Hi all, this is Mica;

Since the release of the FriendOS demo, there’ve been serious concerns going around about me. Namely, allegations of me being a groomer, predator, sex pest, etc. These are valid concerns worth addressing, and they are verifiably false.

This first came to my attention when someone reposted an old document I made on Bluesky:

Public accusation on Bluesky

I appreciate that people are willing to publicize concerns like this, because predators do warrant ostracization. But “guilty until proven innocent” is an irresponsible mindset, and this post is very guilty of it.

  1. First, I’ve never crossed state lines to visit a minor, ew?? This is a really gross lie, possibly made to grab people’s attention. It’s disturbing that someone would make up something like this, especially saying that I “self-admitted” to it, and exists nowhere in the attached document.
  2. The document they included is… about me detailing how I was abused by my ex in a relationship from about four years ago.

This post’s headline is a major callout against me, but the document is actually in my defense? This leaves me worried that they didn’t actually source (let alone read) what they’re spreading.

In other words:

  1. There’s misinformation going around about me.
  2. It’s spread from people who don’t seem to read what I have to say for myself.
  3. It’s discussing dirty laundry from years ago.
  4. It’s timed right after I have a major project release.

This should concern you, because it feels like it’s deliberate bad-faith misinformation, which deserves further interrogation.


In general, the claims people make about me have been verifiably false for a long time, it’s just that nobody has actually ever cared about me being sexually abused. Here’s a huge document I wrote years ago that goes into more detail about it.

But, in case you aren’t interested in reading that, here’s some major points from it. Content warning for abuse:

This same ex is responsible for the original allegations being spread about me. Not only are their claims impossible to verify, but they have never been as severe as what they actually did to me.
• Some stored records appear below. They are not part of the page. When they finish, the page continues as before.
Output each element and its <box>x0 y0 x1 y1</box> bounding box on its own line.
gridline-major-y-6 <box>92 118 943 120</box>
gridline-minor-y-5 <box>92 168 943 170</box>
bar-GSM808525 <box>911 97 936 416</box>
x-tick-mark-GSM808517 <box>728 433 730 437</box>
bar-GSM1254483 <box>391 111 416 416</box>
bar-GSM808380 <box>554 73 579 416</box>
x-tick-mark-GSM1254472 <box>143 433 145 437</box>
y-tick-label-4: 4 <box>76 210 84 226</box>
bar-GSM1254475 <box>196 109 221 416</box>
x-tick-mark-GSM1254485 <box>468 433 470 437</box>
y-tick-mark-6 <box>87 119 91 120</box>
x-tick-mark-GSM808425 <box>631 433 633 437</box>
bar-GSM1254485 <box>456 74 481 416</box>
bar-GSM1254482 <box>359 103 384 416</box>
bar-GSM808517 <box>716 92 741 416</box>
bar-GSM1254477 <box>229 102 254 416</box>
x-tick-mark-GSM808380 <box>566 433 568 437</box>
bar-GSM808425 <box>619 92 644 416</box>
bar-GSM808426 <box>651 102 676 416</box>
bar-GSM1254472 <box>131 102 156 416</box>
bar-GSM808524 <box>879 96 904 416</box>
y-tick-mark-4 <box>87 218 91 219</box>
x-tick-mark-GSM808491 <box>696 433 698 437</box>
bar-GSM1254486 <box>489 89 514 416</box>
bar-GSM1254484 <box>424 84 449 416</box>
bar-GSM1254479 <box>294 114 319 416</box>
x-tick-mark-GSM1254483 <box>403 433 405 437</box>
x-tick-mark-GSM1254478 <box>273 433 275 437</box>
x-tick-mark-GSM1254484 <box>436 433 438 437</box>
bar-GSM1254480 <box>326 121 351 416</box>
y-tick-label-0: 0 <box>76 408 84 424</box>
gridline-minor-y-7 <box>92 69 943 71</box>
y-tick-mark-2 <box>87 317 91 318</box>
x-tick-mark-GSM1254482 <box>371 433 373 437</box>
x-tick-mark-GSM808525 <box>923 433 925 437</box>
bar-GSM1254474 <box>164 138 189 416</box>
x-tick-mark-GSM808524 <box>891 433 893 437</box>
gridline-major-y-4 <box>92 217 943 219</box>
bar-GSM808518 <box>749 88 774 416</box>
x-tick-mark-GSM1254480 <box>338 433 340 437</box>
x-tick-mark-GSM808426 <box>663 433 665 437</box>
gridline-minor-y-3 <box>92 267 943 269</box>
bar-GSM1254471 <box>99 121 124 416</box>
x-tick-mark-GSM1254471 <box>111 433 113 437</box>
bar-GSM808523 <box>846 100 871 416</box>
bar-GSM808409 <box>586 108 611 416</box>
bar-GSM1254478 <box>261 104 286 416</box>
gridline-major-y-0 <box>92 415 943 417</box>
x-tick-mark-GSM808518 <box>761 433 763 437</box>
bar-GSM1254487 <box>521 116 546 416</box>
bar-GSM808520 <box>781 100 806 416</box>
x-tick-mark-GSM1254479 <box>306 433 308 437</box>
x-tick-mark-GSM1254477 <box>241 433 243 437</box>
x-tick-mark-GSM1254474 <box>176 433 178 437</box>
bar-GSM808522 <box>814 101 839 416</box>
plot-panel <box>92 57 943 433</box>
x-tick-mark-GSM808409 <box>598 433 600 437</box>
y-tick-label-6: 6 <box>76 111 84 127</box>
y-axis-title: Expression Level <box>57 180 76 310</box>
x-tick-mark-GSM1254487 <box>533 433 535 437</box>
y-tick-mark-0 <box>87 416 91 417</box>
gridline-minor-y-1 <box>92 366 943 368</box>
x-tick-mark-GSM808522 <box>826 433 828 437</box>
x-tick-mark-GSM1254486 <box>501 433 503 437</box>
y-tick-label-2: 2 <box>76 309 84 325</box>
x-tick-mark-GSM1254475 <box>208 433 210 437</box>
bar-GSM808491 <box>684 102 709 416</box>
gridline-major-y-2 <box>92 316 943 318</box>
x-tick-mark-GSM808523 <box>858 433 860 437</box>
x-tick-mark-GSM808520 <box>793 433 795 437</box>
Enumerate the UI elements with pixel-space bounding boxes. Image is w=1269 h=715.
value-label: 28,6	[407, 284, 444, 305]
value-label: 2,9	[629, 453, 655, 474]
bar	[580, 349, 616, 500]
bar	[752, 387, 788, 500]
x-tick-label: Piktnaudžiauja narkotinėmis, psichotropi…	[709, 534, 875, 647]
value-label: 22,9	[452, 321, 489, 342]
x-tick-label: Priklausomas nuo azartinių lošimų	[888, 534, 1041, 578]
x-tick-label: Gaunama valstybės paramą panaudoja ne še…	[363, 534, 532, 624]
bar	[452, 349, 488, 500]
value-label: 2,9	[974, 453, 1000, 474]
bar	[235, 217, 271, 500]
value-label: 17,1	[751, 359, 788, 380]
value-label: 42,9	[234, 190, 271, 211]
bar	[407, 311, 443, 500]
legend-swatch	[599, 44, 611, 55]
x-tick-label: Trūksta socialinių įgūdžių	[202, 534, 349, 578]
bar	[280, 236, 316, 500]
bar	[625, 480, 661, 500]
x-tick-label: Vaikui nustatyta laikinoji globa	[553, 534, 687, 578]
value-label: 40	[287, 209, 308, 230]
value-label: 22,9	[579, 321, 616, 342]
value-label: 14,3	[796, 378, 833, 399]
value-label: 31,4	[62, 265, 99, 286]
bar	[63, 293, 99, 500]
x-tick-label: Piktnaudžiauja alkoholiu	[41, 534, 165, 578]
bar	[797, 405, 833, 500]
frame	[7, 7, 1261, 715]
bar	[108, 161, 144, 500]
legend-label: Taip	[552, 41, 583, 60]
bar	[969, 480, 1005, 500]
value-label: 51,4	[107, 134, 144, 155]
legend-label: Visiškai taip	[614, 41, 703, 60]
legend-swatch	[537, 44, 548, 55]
The entire relationship was characterized by stripping me of options and consent, since they would threaten self-harm or threaten suicide whenever I ever did something they disliked. After I finally cut them out of my life, they took the things I said — the things I said in the interest of them not killing themselves — and used it to frame me as a predator.


That’s all I have to say.

I do want to emphasize that people’s concerns about me are valid, especially because I was never in the position (nor mental state) to ever respond to these claims properly in the first place.

I hold no ill will towards those who are spreading them now. Your heart is in the right place, and these things are really scary. But please know that the claims are flaky, not to mention completely unrepresentative of how I was four years ago, let alone now.

It’s been causing a lot of distress for me to have to deal with this again, thanks to people sensationalizing my trauma. I left my old community so I could move on, so leave me alone, please.

If you see anyone else that’s dubious of me and my past (and reasonably so!), could you do me a favor and link them this post? I would appreciate it, thank you.